For this class, you’ll be writing a narrative essay (not a book!), so it’s easiest to pick one memory for your focus point. While the subject of a memoir can be anything at all, memories that work well for memoir have a few common characteristics:
- The remembered event happened long enough ago that the writer has gained new perspective on the event, or a more mature way of viewing the situation in light of other experiences and personal growth.
- The remembered event inspires complex emotions in the writer to this day. Perhaps those emotions include a mix of pride and sadness, or a mix of anger and joy. The work of memoir involves puzzling out why a memory is important, and how the writer feels about that memory.
- The memory includes at least one clear, concrete image that the writer can develop into a scene, a particular moment on the page that takes place in a specific space.

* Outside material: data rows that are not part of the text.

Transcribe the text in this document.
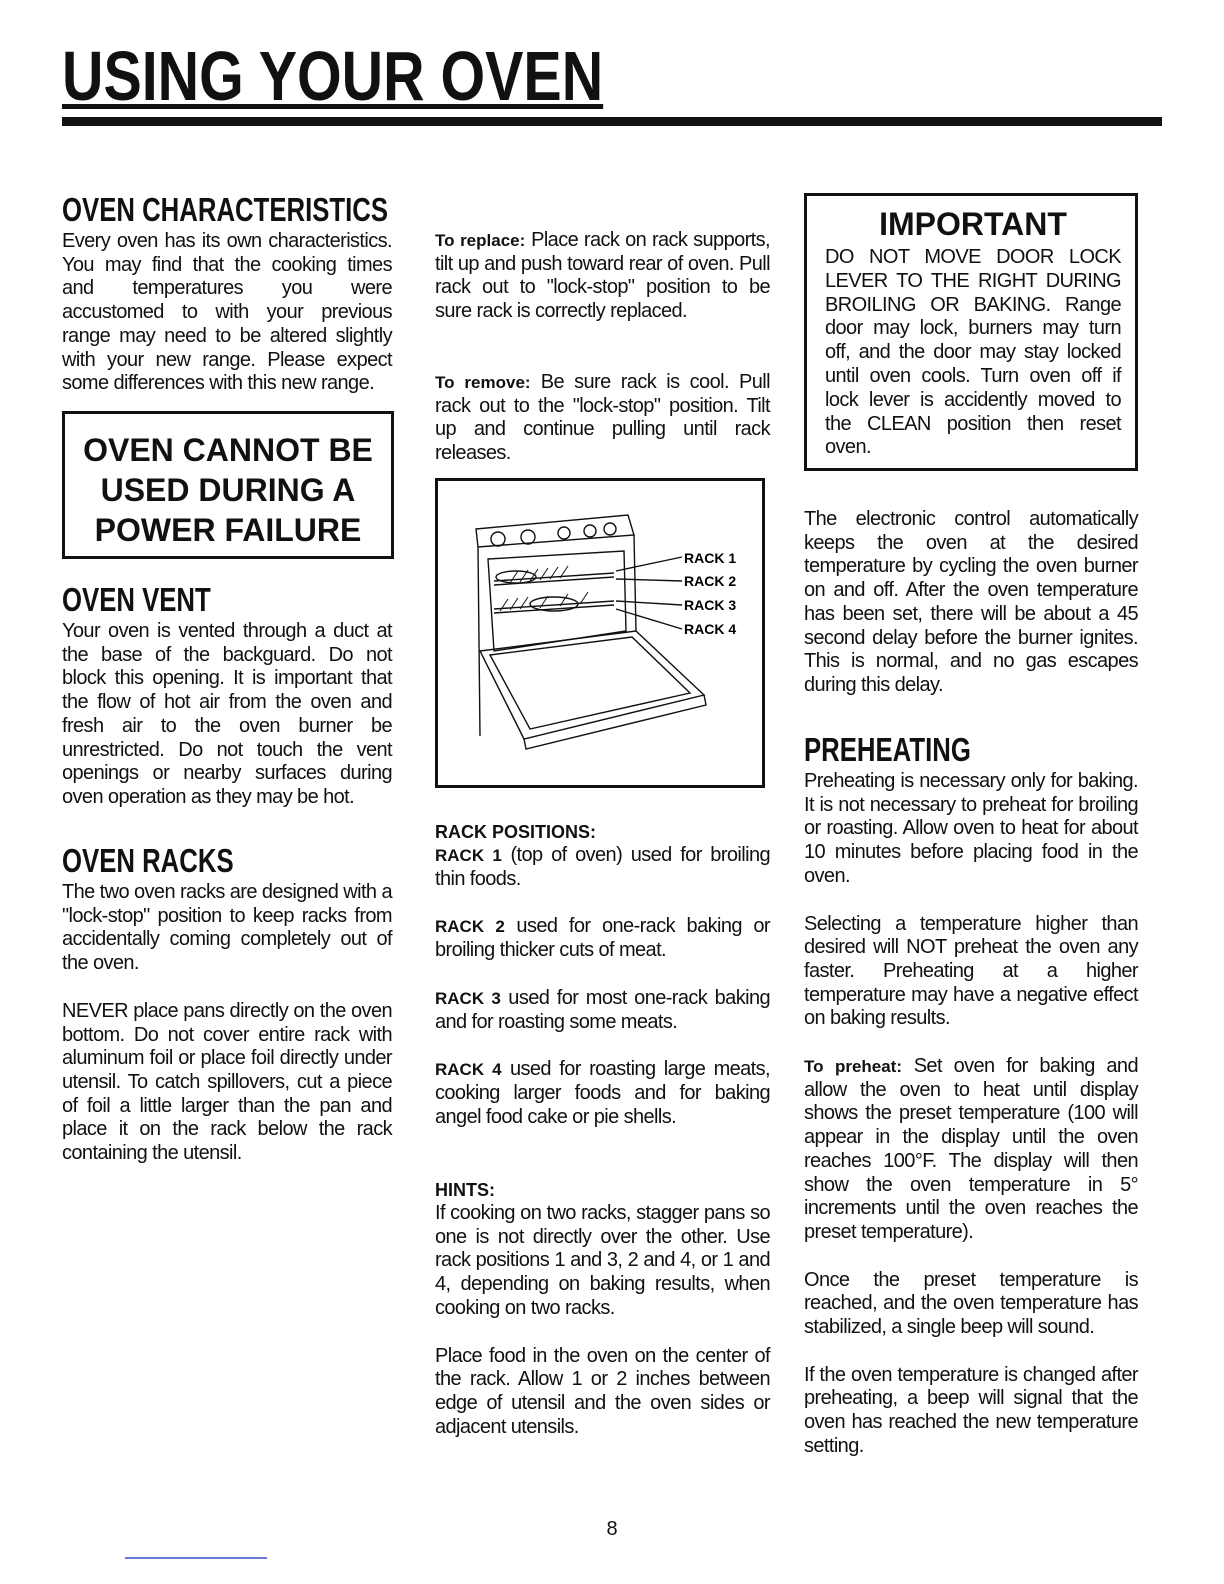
USING YOUR OVEN
OVEN CHARACTERISTICS

Every oven has its own characteristics. You may find that the cooking times and temperatures you were accustomed to with your previous range may need to be altered slightly with your new range. Please expect some differences with this new range.

OVEN CANNOT BE
USED DURING A
POWER FAILURE
OVEN VENT

Your oven is vented through a duct at the base of the backguard. Do not block this opening. It is important that the flow of hot air from the oven and fresh air to the oven burner be unrestricted. Do not touch the vent openings or nearby surfaces during oven operation as they may be hot.

OVEN RACKS

The two oven racks are designed with a "lock-stop" position to keep racks from accidentally coming completely out of the oven.

NEVER place pans directly on the oven bottom. Do not cover entire rack with aluminum foil or place foil directly under utensil. To catch spillovers, cut a piece of foil a little larger than the pan and place it on the rack below the rack containing the utensil.

To replace: Place rack on rack supports, tilt up and push toward rear of oven. Pull rack out to "lock-stop" position to be sure rack is correctly replaced.

To remove: Be sure rack is cool. Pull rack out to the "lock-stop" position. Tilt up and continue pulling until rack releases.

RACK 1
RACK 2
RACK 3
RACK 4

RACK POSITIONS:

RACK 1 (top of oven) used for broiling thin foods.

RACK 2 used for one-rack baking or broiling thicker cuts of meat.

RACK 3 used for most one-rack baking and for roasting some meats.

RACK 4 used for roasting large meats, cooking larger foods and for baking angel food cake or pie shells.

HINTS:

If cooking on two racks, stagger pans so one is not directly over the other. Use rack positions 1 and 3, 2 and 4, or 1 and 4, depending on baking results, when cooking on two racks.

Place food in the oven on the center of the rack. Allow 1 or 2 inches between edge of utensil and the oven sides or adjacent utensils.

IMPORTANT

DO NOT MOVE DOOR LOCK LEVER TO THE RIGHT DURING BROILING OR BAKING. Range door may lock, burners may turn off, and the door may stay locked until oven cools. Turn oven off if lock lever is accidently moved to the CLEAN position then reset oven.

The electronic control automatically keeps the oven at the desired temperature by cycling the oven burner on and off. After the oven temperature has been set, there will be about a 45 second delay before the burner ignites. This is normal, and no gas escapes during this delay.

PREHEATING

Preheating is necessary only for baking. It is not necessary to preheat for broiling or roasting. Allow oven to heat for about 10 minutes before placing food in the oven.

Selecting a temperature higher than desired will NOT preheat the oven any faster. Preheating at a higher temperature may have a negative effect on baking results.

To preheat: Set oven for baking and allow the oven to heat until display shows the preset temperature (100 will appear in the display until the oven reaches 100°F. The display will then show the oven temperature in 5° increments until the oven reaches the preset temperature).

Once the preset temperature is reached, and the oven temperature has stabilized, a single beep will sound.

If the oven temperature is changed after preheating, a beep will signal that the oven has reached the new temperature setting.

8
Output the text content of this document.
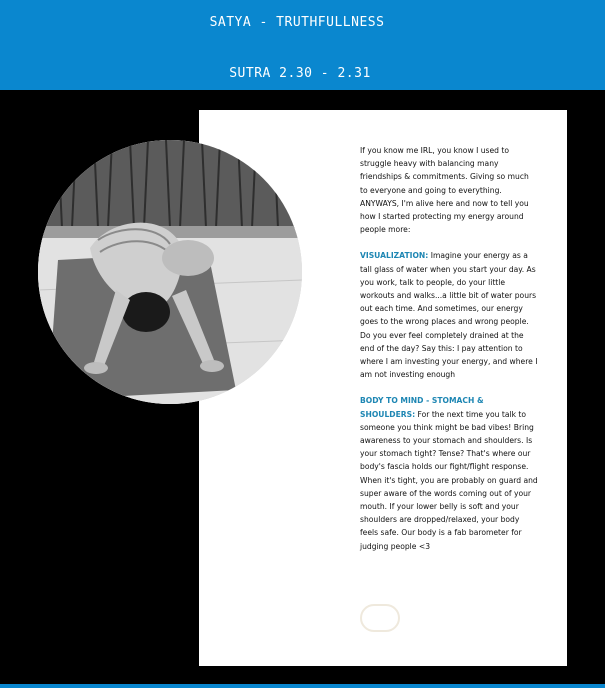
SATYA - TRUTHFULLNESS
SUTRA 2.30 - 2.31

If you know me IRL, you know I used to struggle heavy with balancing many friendships & commitments. Giving so much to everyone and going to everything. ANYWAYS, I'm alive here and now to tell you how I started protecting my energy around people more:

VISUALIZATION: Imagine your energy as a tall glass of water when you start your day. As you work, talk to people, do your little workouts and walks...a little bit of water pours out each time. And sometimes, our energy goes to the wrong places and wrong people. Do you ever feel completely drained at the end of the day? Say this: I pay attention to where I am investing your energy, and where I am not investing enough

BODY TO MIND - STOMACH & SHOULDERS: For the next time you talk to someone you think might be bad vibes! Bring awareness to your stomach and shoulders. Is your stomach tight? Tense? That's where our body's fascia holds our fight/flight response. When it's tight, you are probably on guard and super aware of the words coming out of your mouth. If your lower belly is soft and your shoulders are dropped/relaxed, your body feels safe. Our body is a fab barometer for judging people <3
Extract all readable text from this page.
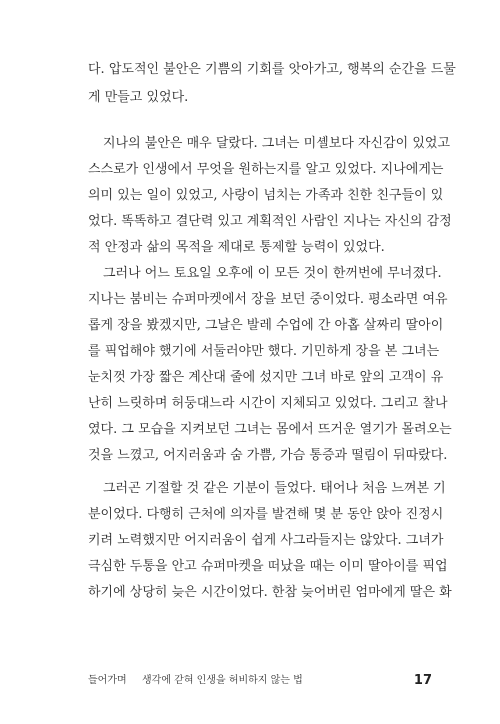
다. 압도적인 불안은 기쁨의 기회를 앗아가고, 행복의 순간을 드물
게 만들고 있었다.
지나의 불안은 매우 달랐다. 그녀는 미셸보다 자신감이 있었고
스스로가 인생에서 무엇을 원하는지를 알고 있었다. 지나에게는
의미 있는 일이 있었고, 사랑이 넘치는 가족과 친한 친구들이 있
었다. 똑똑하고 결단력 있고 계획적인 사람인 지나는 자신의 감정
적 안정과 삶의 목적을 제대로 통제할 능력이 있었다.
그러나 어느 토요일 오후에 이 모든 것이 한꺼번에 무너졌다.
지나는 붐비는 슈퍼마켓에서 장을 보던 중이었다. 평소라면 여유
롭게 장을 봤겠지만, 그날은 발레 수업에 간 아홉 살짜리 딸아이
를 픽업해야 했기에 서둘러야만 했다. 기민하게 장을 본 그녀는
눈치껏 가장 짧은 계산대 줄에 섰지만 그녀 바로 앞의 고객이 유
난히 느릿하며 허둥대느라 시간이 지체되고 있었다. 그리고 찰나
였다. 그 모습을 지켜보던 그녀는 몸에서 뜨거운 열기가 몰려오는
것을 느꼈고, 어지러움과 숨 가쁨, 가슴 통증과 떨림이 뒤따랐다.
그러곤 기절할 것 같은 기분이 들었다. 태어나 처음 느껴본 기
분이었다. 다행히 근처에 의자를 발견해 몇 분 동안 앉아 진정시
키려 노력했지만 어지러움이 쉽게 사그라들지는 않았다. 그녀가
극심한 두통을 안고 슈퍼마켓을 떠났을 때는 이미 딸아이를 픽업
하기에 상당히 늦은 시간이었다. 한참 늦어버린 엄마에게 딸은 화
들어가며 생각에 갇혀 인생을 허비하지 않는 법	17
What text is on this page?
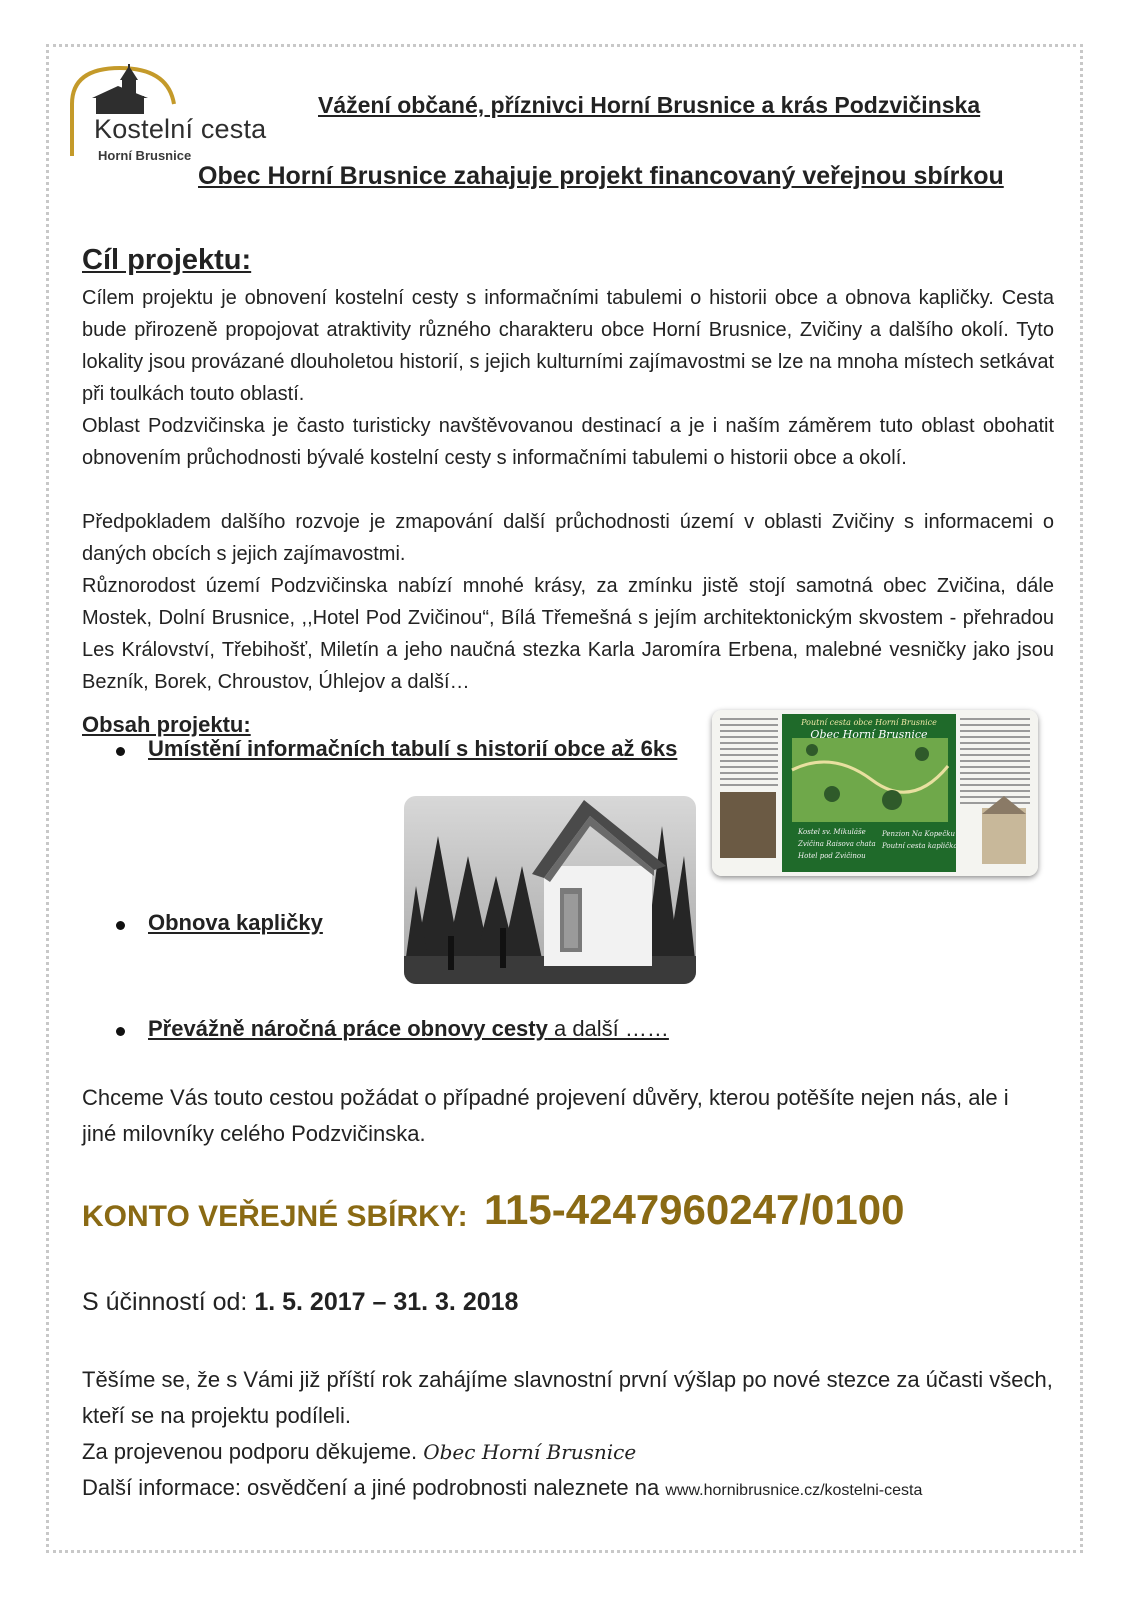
Kostelní cesta
Horní Brusnice
Vážení občané, příznivci Horní Brusnice a krás Podzvičinska
Obec Horní Brusnice zahajuje projekt financovaný veřejnou sbírkou
Cíl projektu:
Cílem projektu je obnovení kostelní cesty s informačními tabulemi o historii obce a obnova kapličky. Cesta bude přirozeně propojovat atraktivity různého charakteru obce Horní Brusnice, Zvičiny a dalšího okolí. Tyto lokality jsou provázané dlouholetou historií, s jejich kulturními zajímavostmi se lze na mnoha místech setkávat při toulkách touto oblastí.
Oblast Podzvičinska je často turisticky navštěvovanou destinací a je i naším záměrem tuto oblast obohatit obnovením průchodnosti bývalé kostelní cesty s informačními tabulemi o historii obce a okolí.
Předpokladem dalšího rozvoje je zmapování další průchodnosti území v oblasti Zvičiny s informacemi o daných obcích s jejich zajímavostmi.
Různorodost území Podzvičinska nabízí mnohé krásy, za zmínku jistě stojí samotná obec Zvičina, dále Mostek, Dolní Brusnice, ,,Hotel Pod Zvičinou“, Bílá Třemešná s jejím architektonickým skvostem - přehradou Les Království, Třebihošť, Miletín a jeho naučná stezka Karla Jaromíra Erbena, malebné vesničky jako jsou Bezník, Borek, Chroustov, Úhlejov a další…
Obsah projektu:
Umístění informačních tabulí s historií obce až 6ks
Obnova kapličky
Převážně náročná práce obnovy cesty a další ……
Poutní cesta obce Horní Brusnice
Obec Horní Brusnice
Kostel sv. Mikuláše
Zvičina Raisova chata
Hotel pod Zvičinou
Penzion Na Kopečku
Poutní cesta kaplička
Chceme Vás touto cestou požádat o případné projevení důvěry, kterou potěšíte nejen nás, ale i jiné milovníky celého Podzvičinska.
KONTO VEŘEJNÉ SBÍRKY: 115-4247960247/0100
S účinností od: 1. 5. 2017 – 31. 3. 2018
Těšíme se, že s Vámi již příští rok zahájíme slavnostní první výšlap po nové stezce za účasti všech, kteří se na projektu podíleli.
Za projevenou podporu děkujeme. Obec Horní Brusnice
Další informace: osvědčení a jiné podrobnosti naleznete na www.hornibrusnice.cz/kostelni-cesta
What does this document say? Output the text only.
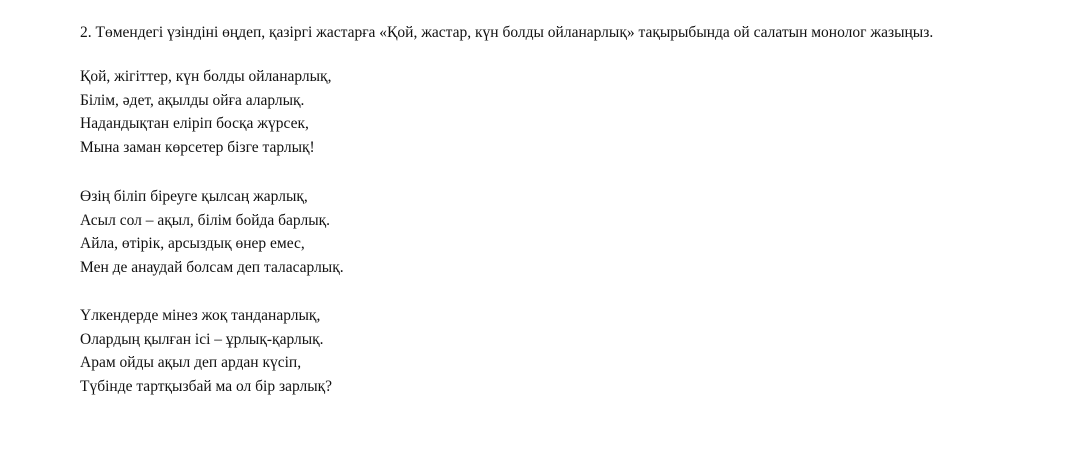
2. Төмендегі үзіндіні өңдеп, қазіргі жастарға «Қой, жастар, күн болды ойланарлық» тақырыбында ой салатын монолог жазыңыз.

Қой, жігіттер, күн болды ойланарлық,
Білім, әдет, ақылды ойға аларлық.
Надандықтан еліріп босқа жүрсек,
Мына заман көрсетер бізге тарлық!
Өзің біліп біреуге қылсаң жарлық,
Асыл сол – ақыл, білім бойда барлық.
Айла, өтірік, арсыздық өнер емес,
Мен де анаудай болсам деп таласарлық.
Үлкендерде мінез жоқ танданарлық,
Олардың қылған ісі – ұрлық-қарлық.
Арам ойды ақыл деп ардан күсіп,
Түбінде тартқызбай ма ол бір зарлық?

In the memoir essay “Chop Suey,” Ira Sukrungruang 1 tells a story of a visit to a bowling alley with his mother that happened when he was a child, long before he crafted the essay. In the memoir essay “Dogged,” Barrie Jean Borich 2 describes a dog she saw running across the highway when she was a young woman, twenty-five years before she wrote the piece. But there’s no set amount of time that needs to have passed, as long as you’ve been able to gain perspective on that memory. Perspective, in a memoir, means the ability to see the memory with more complexity than you could see it at the time, and the ability to put the memory in context of the world around you and other events in your life. The memory also needs to have taken place long enough ago for you to take advantage of your brain’s natural memory sifting process. When something happened last week, it’s often difficult to decide which parts of the story are worth telling, leading to long, dull passages like packing a suitcase for a trip. Years after the event occurs, you’ll have forgotten the inconsequential details, and you’ll be more able to focus on what, for you, was worth remembering.